US President Donald Trump delivered a sombre address from the White House after the 18th school shooting in the country this year, but he avoided any mention of curbing access to guns.

Instead, he would "tackle the difficult issue of mental health".

He added on Twitter: "Neighbours and classmates knew he was a big problem.

"Must always report such instances to authorities, again and again!"

Jeff Sessions, the attorney general, said: "It cannot be denied that something dangerous and unhealthy is happening. We are going to take action. We must reverse these trends."

Florida governor Rick Scott said: "If someone is mentally ill, they can't have access to a gun."

Barack Obama, the former president, said on Twitter: "Until we can honestly say that we're doing enough to keep them [our kids] safe from harm, including long overdue, common-sense gun safety laws that most Americans want, then we have to change."

Survivors of the mass shooting demanded action. David Hogg, a pupil who witnessed it, said: "We're children. You guys are the adults. Work together and get something done."

Last night, Cruz made his first court appearance dressed in an orange jumpsuit,hands shackled to his waist.

Asked to confirm his name he told the judge: "Yes Ma'am." He was ordered to be held without bail.

There had been a litany of missed warnings about Cruz.

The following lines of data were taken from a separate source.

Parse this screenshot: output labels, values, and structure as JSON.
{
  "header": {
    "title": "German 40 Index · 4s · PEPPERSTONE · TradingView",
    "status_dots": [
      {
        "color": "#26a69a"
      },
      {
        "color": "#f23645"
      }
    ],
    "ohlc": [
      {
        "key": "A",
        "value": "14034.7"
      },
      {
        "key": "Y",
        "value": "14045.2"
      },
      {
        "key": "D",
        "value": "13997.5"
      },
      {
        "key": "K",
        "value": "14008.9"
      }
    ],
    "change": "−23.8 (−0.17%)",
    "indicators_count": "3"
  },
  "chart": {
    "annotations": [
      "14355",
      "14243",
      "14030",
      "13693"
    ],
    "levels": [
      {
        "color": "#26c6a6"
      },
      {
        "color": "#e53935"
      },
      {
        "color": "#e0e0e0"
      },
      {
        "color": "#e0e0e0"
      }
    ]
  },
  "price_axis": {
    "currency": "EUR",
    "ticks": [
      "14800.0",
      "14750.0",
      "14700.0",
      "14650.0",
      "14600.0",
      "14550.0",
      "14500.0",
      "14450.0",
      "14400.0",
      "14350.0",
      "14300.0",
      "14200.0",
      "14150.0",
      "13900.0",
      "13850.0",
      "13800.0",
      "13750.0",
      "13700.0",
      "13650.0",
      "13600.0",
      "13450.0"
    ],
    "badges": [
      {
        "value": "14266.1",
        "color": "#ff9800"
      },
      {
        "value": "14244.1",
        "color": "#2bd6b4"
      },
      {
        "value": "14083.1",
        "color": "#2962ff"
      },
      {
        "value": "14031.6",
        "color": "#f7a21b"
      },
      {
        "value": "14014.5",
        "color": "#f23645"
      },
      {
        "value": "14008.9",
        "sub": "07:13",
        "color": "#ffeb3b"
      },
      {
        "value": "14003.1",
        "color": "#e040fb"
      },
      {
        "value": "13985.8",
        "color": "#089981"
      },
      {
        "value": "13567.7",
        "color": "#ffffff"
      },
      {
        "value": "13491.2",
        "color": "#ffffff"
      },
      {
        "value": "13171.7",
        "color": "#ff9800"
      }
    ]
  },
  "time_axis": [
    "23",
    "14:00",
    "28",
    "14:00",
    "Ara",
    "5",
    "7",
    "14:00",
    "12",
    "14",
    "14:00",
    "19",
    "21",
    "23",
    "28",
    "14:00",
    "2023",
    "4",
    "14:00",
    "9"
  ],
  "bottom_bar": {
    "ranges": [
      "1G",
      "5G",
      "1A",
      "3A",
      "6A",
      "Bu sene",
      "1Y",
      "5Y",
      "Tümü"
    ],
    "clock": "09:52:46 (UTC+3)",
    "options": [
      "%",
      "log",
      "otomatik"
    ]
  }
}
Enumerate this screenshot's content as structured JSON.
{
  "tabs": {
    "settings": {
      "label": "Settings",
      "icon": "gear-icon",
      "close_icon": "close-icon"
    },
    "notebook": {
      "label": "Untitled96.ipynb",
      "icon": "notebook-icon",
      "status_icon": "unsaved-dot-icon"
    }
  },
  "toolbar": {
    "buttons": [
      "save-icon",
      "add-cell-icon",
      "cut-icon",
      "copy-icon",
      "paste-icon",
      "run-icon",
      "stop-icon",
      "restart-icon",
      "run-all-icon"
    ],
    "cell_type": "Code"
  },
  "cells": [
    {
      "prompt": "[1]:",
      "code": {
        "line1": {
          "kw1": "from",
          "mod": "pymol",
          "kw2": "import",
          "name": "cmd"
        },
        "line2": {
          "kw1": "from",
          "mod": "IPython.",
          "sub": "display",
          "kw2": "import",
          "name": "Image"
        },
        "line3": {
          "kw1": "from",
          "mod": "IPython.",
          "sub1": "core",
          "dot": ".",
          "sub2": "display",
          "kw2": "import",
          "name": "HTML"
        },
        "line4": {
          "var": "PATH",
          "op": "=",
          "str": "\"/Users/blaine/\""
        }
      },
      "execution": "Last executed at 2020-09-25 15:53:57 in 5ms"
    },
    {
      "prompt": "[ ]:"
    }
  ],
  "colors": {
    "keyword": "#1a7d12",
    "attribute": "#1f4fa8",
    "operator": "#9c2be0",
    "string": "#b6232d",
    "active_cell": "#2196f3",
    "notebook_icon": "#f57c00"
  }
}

Last year, Marjory Stoneman Douglas High School sent an email to its teachers telling them not to let Cruz on site if carrying a backpack after bullets were found in his bag.

He was then expelled after fighting with the boyfriend of an ex-girlfriend, according to a fellow pupil.

On September 24, a YouTube user calling themselves Nikolas Cruz posted a message saying: "I'm going to be a professional school shooter."

It was left on the YouTube page of Ben Bennight, a bail bondsman in Mississippi, who immediately reported it to YouTube and the FBI.

The following day he was visited by two FBI agents, who took photographs of the post.

Mr Bennight next heard from the FBI on February 14, half an hour after Cruz was arrested. An agent left a message saying: "If you wouldn't mind giving me a ring..."

FBI agent Robert Laskey said the message in September had been investigated. He said: "The FBI conducted database reviews, checks, but was unable to further identify the person who made the comment."

Cruz was born in New York but adopted as an infant, along with his brother, by Roger and Lynda Cruz.

Roger died of a heart attack when Cruz was a child. Lynda died of pneumonia on November 1 last year and he moved in with another family.

Jim Lewis, a lawyer for the family with whom Cruz was living at the time of the shooting, said: "There was no indication that anything severe like this was wrong. Just a mildly troubled kid who'd lost his mother."

Fellow pupils said they had feared Cruz would "shoot the place up". Dakota Mutchler, 17, said: "I think everyone had in their minds, if anybody was going to do it, it was going to be him."